The Marco Polo expedition was set up to recreate Marco Polo's return to Venice in a 13th Century junk, but there are no up-to-date example so it had to be recreated from wood carvings and was to be named Princess Cocachin after the Kublai Khan's Daughter.
Marco Polo left Hangzhou to take the Princess Cocachin to the Persian king at Hormuz. Then overland to Constantinople and finally home to Venice.
The expedition was to sail with the winds and tides and carrying out various experiments and observations and compare them to Marco Polo's account.
I was taken on as 2nd Mate (I had gained my Skippers certificate (coastal waters) and to help out with the programming as I was proficient in DB3.
I was met at Kai Tak airport by the Leader of the expedition and taken to Aberdeen where the Princess Cochin was being prepared for the journey. For what ever reason it was very clear that we did not hit it off and things did not improve as time went by.
Getting up the first morning and going to breakfast gave me my first challenge - eating cornflakes with chopsticks ( I quietly thanked my parent who had introduced me to chopsticks at the tender age of 11 - China Town, London). The best thing was eating the local cuisine and in the evening we went to the local fisherman's cafe just around the corner. It was a corrugated tin building that was ill lit. It was interesting to observe the local population eating as I had always eaten my chinese dishes with the rice but not so here. In Hong Kong they eat the bowl of rice followed by the meat/fish dish. Another habit whilst eating the seafood was to spit out onto the floor - no wonder why it was crunchy - it was not the pebbles I had imagined
The days working went by very quickly as there much to do before her sea trial. Getting the Cocachin was quite a task as there were only 3 of us working.
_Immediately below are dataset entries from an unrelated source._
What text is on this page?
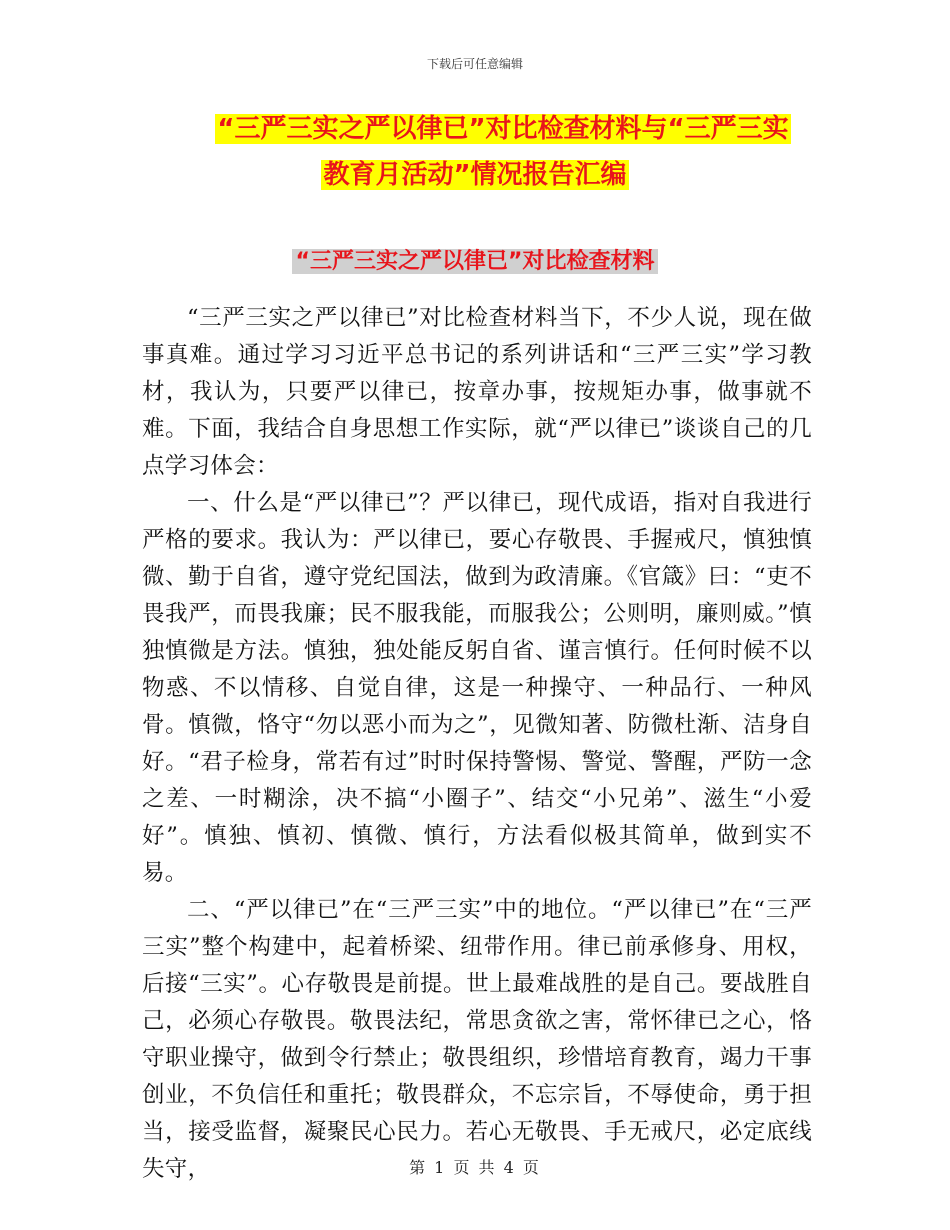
下载后可任意编辑
“三严三实之严以律已”对比检查材料与“三严三实
教育月活动”情况报告汇编
“三严三实之严以律已”对比检查材料

“三严三实之严以律已”对比检查材料当下，不少人说，现在做事真难。通过学习习近平总书记的系列讲话和“三严三实”学习教材，我认为，只要严以律已，按章办事，按规矩办事，做事就不难。下面，我结合自身思想工作实际，就“严以律已”谈谈自己的几点学习体会：

一、什么是“严以律已”？严以律已，现代成语，指对自我进行严格的要求。我认为：严以律已，要心存敬畏、手握戒尺，慎独慎微、勤于自省，遵守党纪国法，做到为政清廉。《官箴》曰：“吏不畏我严，而畏我廉；民不服我能，而服我公；公则明，廉则威。”慎独慎微是方法。慎独，独处能反躬自省、谨言慎行。任何时候不以物惑、不以情移、自觉自律，这是一种操守、一种品行、一种风骨。慎微，恪守“勿以恶小而为之”，见微知著、防微杜渐、洁身自好。“君子检身，常若有过”时时保持警惕、警觉、警醒，严防一念之差、一时糊涂，决不搞“小圈子”、结交“小兄弟”、滋生“小爱好”。慎独、慎初、慎微、慎行，方法看似极其简单，做到实不易。

二、“严以律已”在“三严三实”中的地位。“严以律已”在“三严三实”整个构建中，起着桥梁、纽带作用。律已前承修身、用权，后接“三实”。心存敬畏是前提。世上最难战胜的是自己。要战胜自己，必须心存敬畏。敬畏法纪，常思贪欲之害，常怀律已之心，恪守职业操守，做到令行禁止；敬畏组织，珍惜培育教育，竭力干事创业，不负信任和重托；敬畏群众，不忘宗旨，不辱使命，勇于担当，接受监督，凝聚民心民力。若心无敬畏、手无戒尺，必定底线失守，	第 1 页 共 4 页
Once work was finished - usually by about 10 pm the time was our own until 6the next morning not much time for sight-seeing but I did manage to go up Victoria peak using the funicular tram. We were late but persuaded the conductor to let us up for 10 minutes and the night time view from 500 meters up at night was breath taking. On another occasion we took the ferry and went to Kowloon and to see all the bright lights. Eating in the street markets. On one occasion I don't know what I ate but it was deep fried and tasted horrible like the intestines of a pig. For lunch we ventured to the floating restaurants (Jumbo, Star & Jumbo Kingdom) which were cheap at lunch time to attract business customers but very expensive in the evening for the tourist. We could see these from the Princess Cocachin.
As things were not going well and the Expedition Leader wanted to spend the donation I had brought with me from Texaco Tank ships on Decca navigation, which I felt was not in the spirit of the expedition I left after only 3 weeks going home via the Philippines to see friends.
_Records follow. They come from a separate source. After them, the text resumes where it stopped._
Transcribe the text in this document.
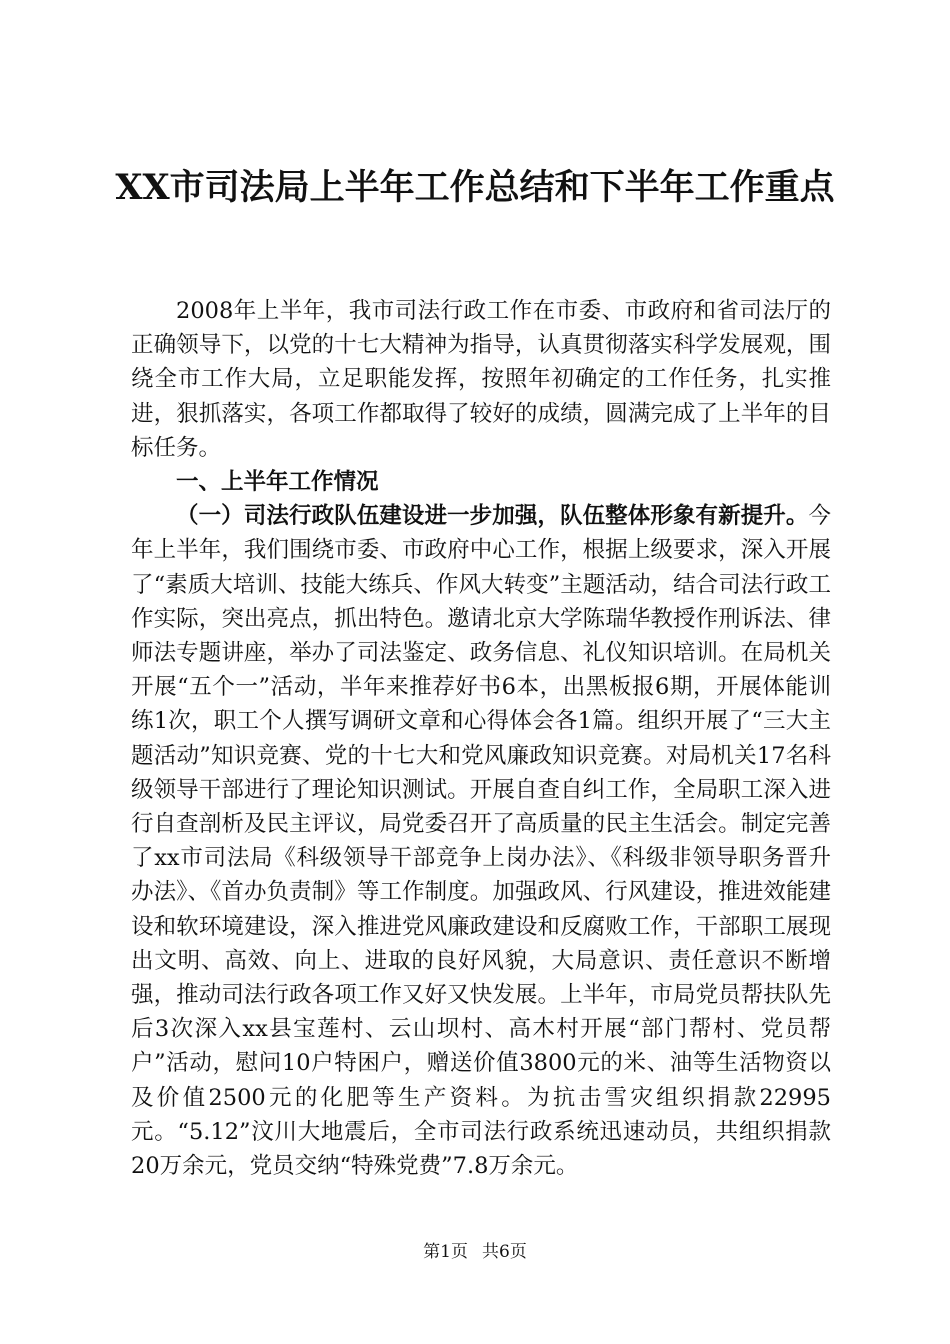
XX市司法局上半年工作总结和下半年工作重点

2008年上半年，我市司法行政工作在市委、市政府和省司法厅的正确领导下，以党的十七大精神为指导，认真贯彻落实科学发展观，围绕全市工作大局，立足职能发挥，按照年初确定的工作任务，扎实推进，狠抓落实，各项工作都取得了较好的成绩，圆满完成了上半年的目标任务。

一、上半年工作情况

（一）司法行政队伍建设进一步加强，队伍整体形象有新提升。今年上半年，我们围绕市委、市政府中心工作，根据上级要求，深入开展了“素质大培训、技能大练兵、作风大转变”主题活动，结合司法行政工作实际，突出亮点，抓出特色。邀请北京大学陈瑞华教授作刑诉法、律师法专题讲座，举办了司法鉴定、政务信息、礼仪知识培训。在局机关开展“五个一”活动，半年来推荐好书6本，出黑板报6期，开展体能训练1次，职工个人撰写调研文章和心得体会各1篇。组织开展了“三大主题活动”知识竞赛、党的十七大和党风廉政知识竞赛。对局机关17名科级领导干部进行了理论知识测试。开展自查自纠工作，全局职工深入进行自查剖析及民主评议，局党委召开了高质量的民主生活会。制定完善了xx市司法局《科级领导干部竞争上岗办法》、《科级非领导职务晋升办法》、《首办负责制》等工作制度。加强政风、行风建设，推进效能建设和软环境建设，深入推进党风廉政建设和反腐败工作，干部职工展现出文明、高效、向上、进取的良好风貌，大局意识、责任意识不断增强，推动司法行政各项工作又好又快发展。上半年，市局党员帮扶队先后3次深入xx县宝莲村、云山坝村、高木村开展“部门帮村、党员帮户”活动，慰问10户特困户，赠送价值3800元的米、油等生活物资以及价值2500元的化肥等生产资料。为抗击雪灾组织捐款22995元。“5.12”汶川大地震后，全市司法行政系统迅速动员，共组织捐款20万余元，党员交纳“特殊党费”7.8万余元。

第1页 共6页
After I returned to my job in Bristol as I received a phone call from reception that a gentleman, who had no appointment wanted to see me about the Marco Polo expedition. Well if you can image a portly sea captain of the 19th Century clippers and a bushy beard then you can imagine Cedric. He was my replacement and wanted my opinion which I was reluctant to do as I did not want to cloud his judgement. Any he left but was back about 5 months later to give me his tale. He had completed the sea trials and was taking the Cocachin to Hangxhou and came under fire from the shore batteries (the photos were very impressive) who had not any information about the Expedition and despite having Papers from the Chinese Government they were thrown into prison. A few days later on the return trip the Cocachin ran into problems and pulling in to the shore Cedric decided to walk to the local village for help and again ran into problems with the authorities. Eventually the Cocachin and her crew arrived back in Hong Kong and the departure of Cedric for the UK. Our meeting some time later was very interesting.